Concept

Muqaddimah

Summary
The Muqaddimah (مقدّمة "Introduction"), also known as the Muqaddimah of Ibn Khaldun (مقدّمة ابن خلدون) or Ibn Khaldun's Prolegomena (Προλεγόμενα), is a book written by the Arab historian Ibn Khaldun in 1377 which presents a view of universal history. Some modern thinkers view it as the first work dealing with the social sciences of sociology, demography, and cultural history. The Muqaddimah also deals with Islamic theology, historiography, the philosophy of history, economics, political theory, and ecology. It has also been described as a precursor or an early representative of social Darwinism, and Darwinism.
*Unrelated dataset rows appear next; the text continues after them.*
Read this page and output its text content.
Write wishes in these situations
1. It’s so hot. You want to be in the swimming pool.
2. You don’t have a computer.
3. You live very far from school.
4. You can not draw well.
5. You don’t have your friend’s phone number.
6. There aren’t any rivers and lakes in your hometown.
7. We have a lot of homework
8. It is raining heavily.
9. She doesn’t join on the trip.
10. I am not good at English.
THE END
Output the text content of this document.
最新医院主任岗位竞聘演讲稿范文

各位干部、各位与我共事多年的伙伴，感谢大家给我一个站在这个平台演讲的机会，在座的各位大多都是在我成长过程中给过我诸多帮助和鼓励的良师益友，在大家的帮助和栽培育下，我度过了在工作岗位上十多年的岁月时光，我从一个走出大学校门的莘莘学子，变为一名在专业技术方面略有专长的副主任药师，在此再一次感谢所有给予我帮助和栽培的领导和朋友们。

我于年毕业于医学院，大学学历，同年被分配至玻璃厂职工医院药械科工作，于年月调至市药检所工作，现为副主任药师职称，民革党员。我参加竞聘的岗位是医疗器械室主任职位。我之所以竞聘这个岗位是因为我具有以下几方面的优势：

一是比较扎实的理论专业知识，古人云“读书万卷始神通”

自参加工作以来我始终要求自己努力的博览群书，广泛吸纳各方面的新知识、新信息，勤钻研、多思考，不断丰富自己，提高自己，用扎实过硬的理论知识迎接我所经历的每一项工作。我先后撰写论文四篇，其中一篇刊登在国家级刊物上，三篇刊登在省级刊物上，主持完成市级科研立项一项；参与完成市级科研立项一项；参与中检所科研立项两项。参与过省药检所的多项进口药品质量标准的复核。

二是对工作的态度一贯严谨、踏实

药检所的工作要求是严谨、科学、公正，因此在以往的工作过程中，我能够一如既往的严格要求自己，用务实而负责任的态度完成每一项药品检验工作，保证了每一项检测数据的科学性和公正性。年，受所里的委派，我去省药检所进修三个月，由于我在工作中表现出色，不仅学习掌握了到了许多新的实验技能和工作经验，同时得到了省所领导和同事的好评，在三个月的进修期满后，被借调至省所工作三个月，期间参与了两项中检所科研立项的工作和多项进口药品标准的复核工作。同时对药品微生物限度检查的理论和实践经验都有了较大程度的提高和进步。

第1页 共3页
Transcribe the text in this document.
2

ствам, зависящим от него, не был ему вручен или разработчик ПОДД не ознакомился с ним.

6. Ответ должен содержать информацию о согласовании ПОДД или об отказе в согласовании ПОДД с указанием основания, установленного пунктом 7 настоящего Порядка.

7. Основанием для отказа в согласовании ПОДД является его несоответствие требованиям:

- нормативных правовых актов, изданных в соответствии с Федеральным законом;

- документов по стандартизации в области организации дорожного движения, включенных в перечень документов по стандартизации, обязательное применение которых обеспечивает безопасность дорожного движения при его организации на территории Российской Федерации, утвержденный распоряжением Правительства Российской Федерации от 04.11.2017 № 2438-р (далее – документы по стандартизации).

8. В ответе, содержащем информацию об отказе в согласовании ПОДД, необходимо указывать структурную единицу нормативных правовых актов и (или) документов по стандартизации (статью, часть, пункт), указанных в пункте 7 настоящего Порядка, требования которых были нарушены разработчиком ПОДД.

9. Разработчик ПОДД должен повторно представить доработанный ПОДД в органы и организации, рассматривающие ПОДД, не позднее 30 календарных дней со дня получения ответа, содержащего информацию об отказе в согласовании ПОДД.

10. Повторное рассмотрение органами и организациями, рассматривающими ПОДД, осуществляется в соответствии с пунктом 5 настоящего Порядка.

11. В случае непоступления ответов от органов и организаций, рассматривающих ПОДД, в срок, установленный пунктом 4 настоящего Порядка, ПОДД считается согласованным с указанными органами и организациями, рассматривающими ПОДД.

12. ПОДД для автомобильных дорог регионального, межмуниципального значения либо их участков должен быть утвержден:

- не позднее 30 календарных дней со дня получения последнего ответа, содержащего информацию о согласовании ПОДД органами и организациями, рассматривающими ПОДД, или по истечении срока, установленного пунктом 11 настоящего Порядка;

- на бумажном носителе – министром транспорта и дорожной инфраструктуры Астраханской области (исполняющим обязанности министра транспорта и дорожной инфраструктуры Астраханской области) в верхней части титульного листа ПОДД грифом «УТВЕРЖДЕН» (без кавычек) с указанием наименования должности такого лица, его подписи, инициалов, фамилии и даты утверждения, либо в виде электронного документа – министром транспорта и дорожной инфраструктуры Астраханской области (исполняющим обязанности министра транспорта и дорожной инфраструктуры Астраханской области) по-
Ibn Khaldun wrote the work in 1377 as the introduction and the first book of his planned work of world history, the Kitab al-ʿIbar ("Book of Lessons"; full title: Kitābu l-ʻibari wa Dīwāni l-Mubtada' wal-Ḥabar fī ayāmi l-ʻarab wal-ʿajam wal-barbar, waman ʻĀsarahum min Dhawī sh-Shalṭāni l-Akbār, i.e.: "Book of Lessons, Record of Beginnings and Events in the history of the Arabs and Foreigners and Berbers and their Powerful Contemporaries"), but already in his lifetime it became regarded as an independent work on its own. Muqaddimah (مُقَدِّمَة) is an Arabic word used to mean "prologue" or "introduction", to introduce a larger work. Ibn Khaldun wrote the first version of the Muqaddimah in Qalʿat ibn Salama, where he secluded himself for almost four years after withdrawing from political life. It is the first of three parts of a project he worked on for almost thirty years: his Kitab al-ʿIbar, a massive work of universal history filling seventeen volumes of 500 pages each in its modern edition. A draft of the Muqaddimah was completed in 1377. Manuscripts of the Muqaddimah copied in the lifetime of Ibn Khaldun of the Muqaddimah are extant, and a number of them have autographed marginal notes or additions. In the Muqaddimah, Ibn Khaldun expounds on a "new science" around which he had maintained secrecy up until his retirement to Qalʿat ibn Salama, a new science for the study of what he calls "ʿumrān" (عُمران).